Genel olarak Celeron D, önceki NetBurst tabanlı Celeronların çoğuna kıyasla önemli bir performans iyileştirmesiydi. Genel performansta önemli gelişmeler olsa da, büyük bir problemi vardı: aşırı ısı.

Intel tarafından üretilen diğer işlemcilerden biri de Pentium D idi . Bu işlemci Pentium 4 Prescott'un çift çekirdekli varyantı olarak görülebilir. Açıkçası, ekstra bir çekirdeğin tüm faydaları gerçekleşti, ancak Pentium D ile yapılan diğer önemli gelişme, çok iş parçacıklı uygulamaları çalıştırabilmesiydi. Pentium D serisi, yüksek güç tüketimi de dahil olmak üzere birçok tuzağa sahip olduğu için 2008 yılında emekliye ayrıldı.

Intel Core 2 (2006)

Gerçek şu ki, burada Intel adlandırma kuralından daha kafa karıştırıcı bir şey yok: Core i3, Core i5, Core i7 ve son 10 çekirdekli Intel Core i9.

Burada Intel Core i3'ü Intel'in en düşük seviye işlemci hattı olarak görebilirsiniz. Core i3 ile iki çekirdek (şimdi dört), hiper iş parçacığı teknolojisi (şimdi onsuz), daha küçük bir önbellek ve daha fazla enerji verimliliği elde edeceksiniz. Bu, Core i5'ten çok daha ucuza mal oluyor, ancak karşılığında Core i5'ten de daha kötü.

SİZİ TAVSİYE EDİYOR Intel Core i3, i5 ve i7 Sizin için en iyisi hangisidir? Ne demek

Core i5 biraz daha kafa karıştırıcı. Mobil uygulamalarda Core i5'in dört çekirdeği vardır, ancak hiper iş parçacığı yoktur. Bu işlemci, biraz daha ağır çalışma gerektiğinde işlemci performansını geçici olarak hızlandırmanın bir yolu olan gelişmiş entegre grafikler ve Turbo Boost sunacak.

Tüm Core i7 işlemciler Core i5'te eksik olan hiper iş parçacığı teknolojisine sahiptir. Ancak Core i7, coşkulu bir platform PC'sinde dört çekirdekten 8 çekirdeğe kadar her yere sahip olabilir.
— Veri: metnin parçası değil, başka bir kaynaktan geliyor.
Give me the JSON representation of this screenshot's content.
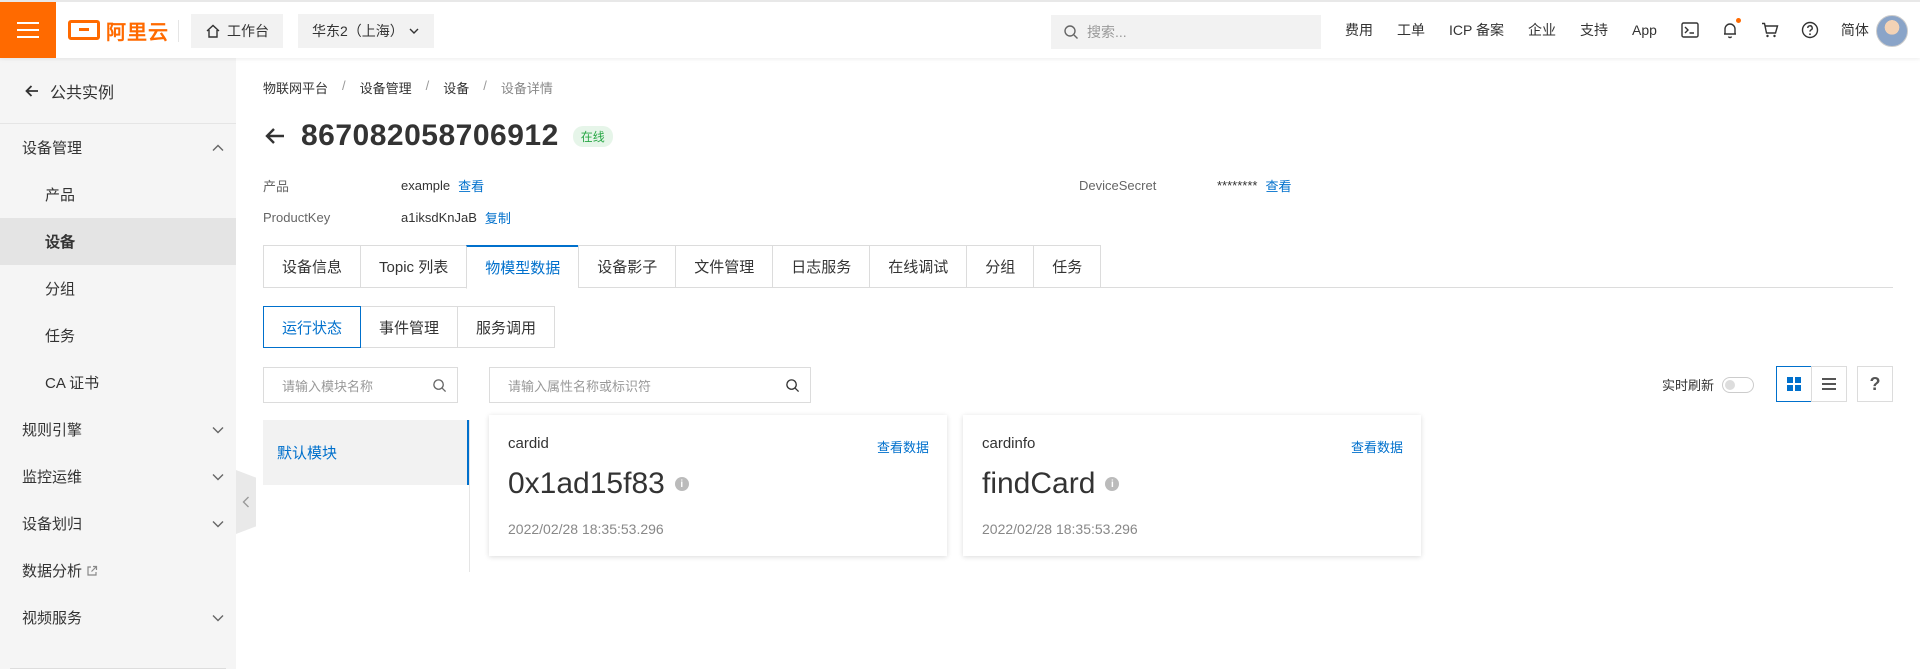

Ayrıca, Core i7 bu serideki Intel'in en üst düzey işlemcisi olduğundan, daha iyi tümleşik grafiklere, daha verimli ve daha hızlı Turbo Boost'a ve daha büyük bir önbelleğe güvenebilirsiniz. Bununla birlikte, Core i7 en pahalı işlemci varyantıdır.

Tarih yazan Intel işlemciler hakkında son sözler

21. yüzyılın başlarına kadar, Intel mikroişlemciler dünya çapındaki PC'lerin yüzde 80'inden fazlasında bulundu. Şirketin ürün yelpazesi ayrıca yonga setleri ve anakartlar; kablosuz iletişim ve diğer uygulamalarda kullanılan flash bellek; Ethernet ağları için hub'lar, anahtarlar, yönlendiriciler ve diğer ürünler; diğer ürünler arasında.

Piyasadaki en iyi işlemcileri okumanızı öneririz

Intel, akıllı pazarlama, iyi desteklenen araştırma ve geliştirme, üstün üretim anlayışları, hayati bir şirket kültürü, yasal yeterlilik ve yazılım devi Microsoft Corporation ile süregelen bir ittifakın birleşimi sayesinde rekabet gücünü korumuştur.